BuiLD YouR WiLD SeLF invites students to create a self-portrait by mixing human and animal body parts. Users select their gender and then customize the avatar by choosing from numerous options. Various animal adaptations can be added, including tails, ears, head gear, and faces. Nine skin tone options are available, along with three eye colors. Each choice is rendered in watercolor style and added to the portrait. Animal sounds and animations are sometimes included with the choices, adding to the novelty. Six backgrounds are available, and students can email, print, or download their creation. A "Go Random" button gives students a chance to mix up their portraits. After students finish their work of art, they get a sentence or two about each animal adaptation they've selected and a link to the New York zoos and aquarium to explore more.
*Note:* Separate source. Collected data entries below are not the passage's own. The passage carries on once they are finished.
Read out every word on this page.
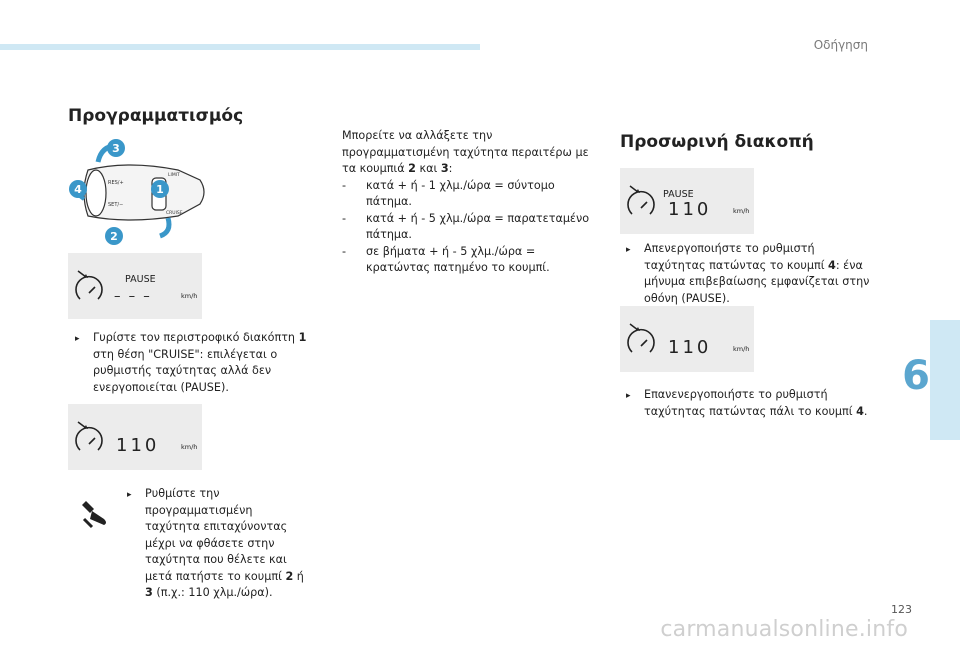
Οδήγηση
Προγραμματισμός
3
1
2
4	RES/+
SET/−
LIMIT
CRUISE
PAUSE
– – –	km/h
▸	Γυρίστε τον περιστροφικό διακόπτη 1 στη θέση "CRUISE": επιλέγεται ο ρυθμιστής ταχύτητας αλλά δεν ενεργοποιείται (PAUSE).
110	km/h
▸	Ρυθμίστε την προγραμματισμένη ταχύτητα επιταχύνοντας μέχρι να φθάσετε στην ταχύτητα που θέλετε και μετά πατήστε το κουμπί 2 ή 3 (π.χ.: 110 χλμ./ώρα).
Μπορείτε να αλλάξετε την προγραμματισμένη ταχύτητα περαιτέρω με τα κουμπιά 2 και 3:
-	κατά + ή - 1 χλμ./ώρα = σύντομο πάτημα.
-	κατά + ή - 5 χλμ./ώρα = παρατεταμένο πάτημα.
-	σε βήματα + ή - 5 χλμ./ώρα = κρατώντας πατημένο το κουμπί.
Προσωρινή διακοπή
PAUSE
110	km/h
▸	Απενεργοποιήστε το ρυθμιστή ταχύτητας πατώντας το κουμπί 4: ένα μήνυμα επιβεβαίωσης εμφανίζεται στην οθόνη (PAUSE).
110	km/h
▸	Επανενεργοποιήστε το ρυθμιστή ταχύτητας πατώντας πάλι το κουμπί 4.
6
123
carmanualsonline.info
With BuiLD YouR WiLD SeLF, students can investigate each animal adaptation they choose; however, this feature is easily overlooked. This information is in a "What's wild about you?" text box displayed at the end of the experience, but the text may be difficult for some users to read, and there's no support for teachers to integrate the activity into a lesson. Weaving this information into creation rather than saving it until the end would be a more elegant approach. Adding audio narration options or short video clips and resource links would increase accessibility. There's also potential here to leverage the power of avatars to build important social and emotional learning (SEL) skills, specifically self-reflection. Students can imagine new identities for themselves, and explore what their avatars mean.

Overall Rating


Students will like making both realistic and mythical avatars with storybook-style art and delightful sounds and animations. The website is easy to navigate, even for the youngest users, but light on interaction and dynamic presentation.
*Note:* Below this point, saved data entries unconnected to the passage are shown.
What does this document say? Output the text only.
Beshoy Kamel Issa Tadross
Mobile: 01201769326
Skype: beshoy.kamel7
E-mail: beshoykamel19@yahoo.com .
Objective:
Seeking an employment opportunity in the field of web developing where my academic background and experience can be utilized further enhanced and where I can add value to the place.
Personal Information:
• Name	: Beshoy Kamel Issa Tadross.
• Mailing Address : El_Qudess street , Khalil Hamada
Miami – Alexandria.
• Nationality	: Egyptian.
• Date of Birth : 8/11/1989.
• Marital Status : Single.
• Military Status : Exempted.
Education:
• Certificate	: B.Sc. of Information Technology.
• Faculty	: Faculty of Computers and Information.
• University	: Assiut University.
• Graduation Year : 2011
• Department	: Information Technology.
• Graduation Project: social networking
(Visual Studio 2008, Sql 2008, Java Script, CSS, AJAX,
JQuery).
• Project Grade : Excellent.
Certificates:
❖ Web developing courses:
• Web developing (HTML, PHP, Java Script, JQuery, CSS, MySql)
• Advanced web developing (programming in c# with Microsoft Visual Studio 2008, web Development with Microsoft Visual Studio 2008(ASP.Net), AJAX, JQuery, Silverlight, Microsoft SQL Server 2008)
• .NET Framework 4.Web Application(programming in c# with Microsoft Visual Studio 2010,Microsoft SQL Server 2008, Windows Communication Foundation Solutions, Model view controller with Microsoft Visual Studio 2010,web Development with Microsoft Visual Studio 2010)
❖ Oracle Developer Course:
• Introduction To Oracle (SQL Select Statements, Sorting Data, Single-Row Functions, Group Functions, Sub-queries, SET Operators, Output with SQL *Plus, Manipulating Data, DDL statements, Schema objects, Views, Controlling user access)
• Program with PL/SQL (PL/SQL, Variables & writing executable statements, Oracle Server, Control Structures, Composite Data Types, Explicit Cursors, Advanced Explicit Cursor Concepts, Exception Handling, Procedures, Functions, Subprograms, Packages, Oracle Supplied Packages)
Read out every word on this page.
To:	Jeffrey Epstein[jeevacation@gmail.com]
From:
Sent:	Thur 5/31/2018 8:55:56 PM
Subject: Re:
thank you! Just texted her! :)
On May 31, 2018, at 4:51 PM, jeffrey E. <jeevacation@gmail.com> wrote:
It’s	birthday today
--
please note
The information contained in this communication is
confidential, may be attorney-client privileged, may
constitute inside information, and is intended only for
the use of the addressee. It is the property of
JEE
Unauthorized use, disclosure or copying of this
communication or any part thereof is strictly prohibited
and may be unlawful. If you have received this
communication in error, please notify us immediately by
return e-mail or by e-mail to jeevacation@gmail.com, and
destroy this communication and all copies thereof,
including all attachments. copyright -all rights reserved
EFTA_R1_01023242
The deeper science and SEL value is subtle and easily missed. Nonetheless, it's a clever gateway for learning more about animal adaptations and the New York zoos and aquarium.


Students could use some additional visual cues and optional audio support to increase accessibility. Teachers could also use a tip sheet with strategies to enhance learning.

Common Sense reviewer
Jason Shiroff Classroom teacher

Community Rating

Featured review by
Janette R. ,
Holland Elementary School
Springfield, United States
Great but Gone
The kids loved it and were very engaged. The build-your-wild-self site was easy to use and allowed students to create for various projects. There were a few times were the website wasn't accurate. A student might click on elephant but get butterfly wings instead but it was easy enough for students to work around that issue. This was a great tool for my teaching resources but the Bronx Zoo has chosen to remove this interactive and it is no longer available.